Entrei no que a gente chamava de comunidade, primeiramente no grupo de canto da Comunidade de Nossa Senhora Aparecida, também conhecida como Comunidade da Vila Cantizani, em Piraju, São Paulo. Eu tinha uns 9 anos de idade e esse grupo de canto era formado por adultos, jovens, adolescentes e crianças. Nesse período comecei a tocar violão nas missas. Os grupos de jovens ainda eram constituídos por muitas pessoas, chegando a somar mais de 100. Lembro da transição feita de grupão para grupos menores, os grupos de base. Quando acabou o Crisma, fui para o grupo de adolescentes. Os roteiros de reuniões ainda eram diversificados, em sua maioria nada dinâmicos. De forma inocentemente engessada, as reuniões eram basicamente estudos em que só o coordenador lia algo, comentava e depois abria para discussões, o que quase nem sempre havia participação. Eu tinha 14 anos. 

A partir de 1996/97, com 20 anos respectivamente, conheci de fato a Pastoral da Juventude, sua estrutura, espiritualidade e modos de ação. Sua história de lutas me encantou. Foi uma história de amor e libertação que se perpetua nos meus dias de travessia. Dentro do ambiente católico também conheci outras linhas de ação de movimentos de massa mas, foi a PJ, sua caminhada de sonho-fé-luta que constituiu toda a minha base de pessoa, cristão, ser humano, de forma especial.

Antes mesmo de conhecer a PJ eu já buscava por algo diferente do convencional, não queria mais do mesmo. E sem saber eu já ansiava por esse "novo" que tivesse uma práxis libertadora. Na época, ainda adolescente e instigado por inquietudes inexplicáveis e questionamentos que me gritavam internamente sobre a estrutura engessada de todo tipo de sistema, eu já era PJoteiro. Era uma questão de tempo para que esse encontro acontecesse. 

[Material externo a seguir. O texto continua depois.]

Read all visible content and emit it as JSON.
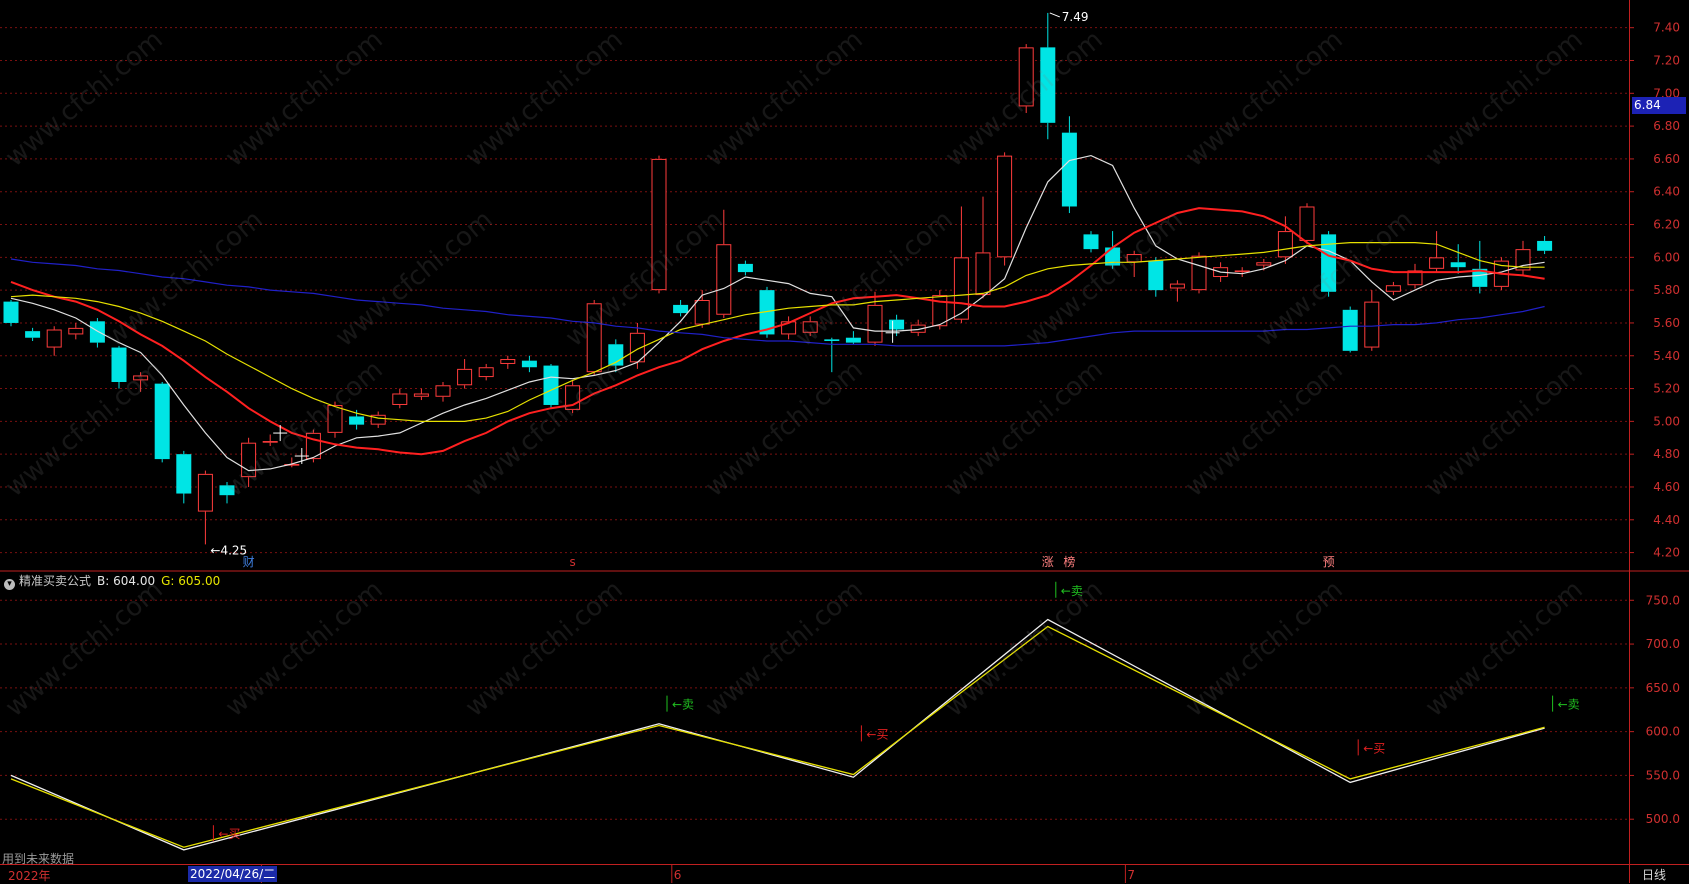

1998 foi o ano em que o mergulho nas águas da PJ foi realmente profundo, transformador, libertador e gratificante. O meu marco referencial foi o Curso de Inverno na cidade de Araçatuba (SP), desse mesmo ano. 1998 a 2000 foi um triênio de uma travessia ímpar. Após me afastar literalmente dos trabalhos pastorais da Comunidade devido a questões familiares, em meados de 95 até 1996, meu retorno se deu com um convite para trabalhar com grupo de adolescentes. Fiquei pensativo por alguns dias antes de dar a resposta oficial mas, em meu coração, já havia um SIM. Eu só precisava mentalizar e fortalecer como que trabalharia e me dedicaria nesse projeto com os adolescentes.

Foi uma entrega maravilhosa, com muito amor e dedicação. O resultado foi o crescimento de um grupo de adolescentes repleto de sonhos, alegria contagiante, inquietos, questionadores e com um senso-crítico para lá de aguçado. Era o grupo ABC. Em um ano, esse grupo se tornou uma espécie de referência e havia muita procura de adolescentes de outras comunidades para fazer parte do ABC. Reabrimos o grupo mas foi necessário dividir. Vieram mais de 30 novos integrantes e formamos um "grupão", o que inviabilizava os trabalhos e a dinâmica de um grupo de base. Formamos então o segundo grupo, que ficou conhecido como grupo Águia.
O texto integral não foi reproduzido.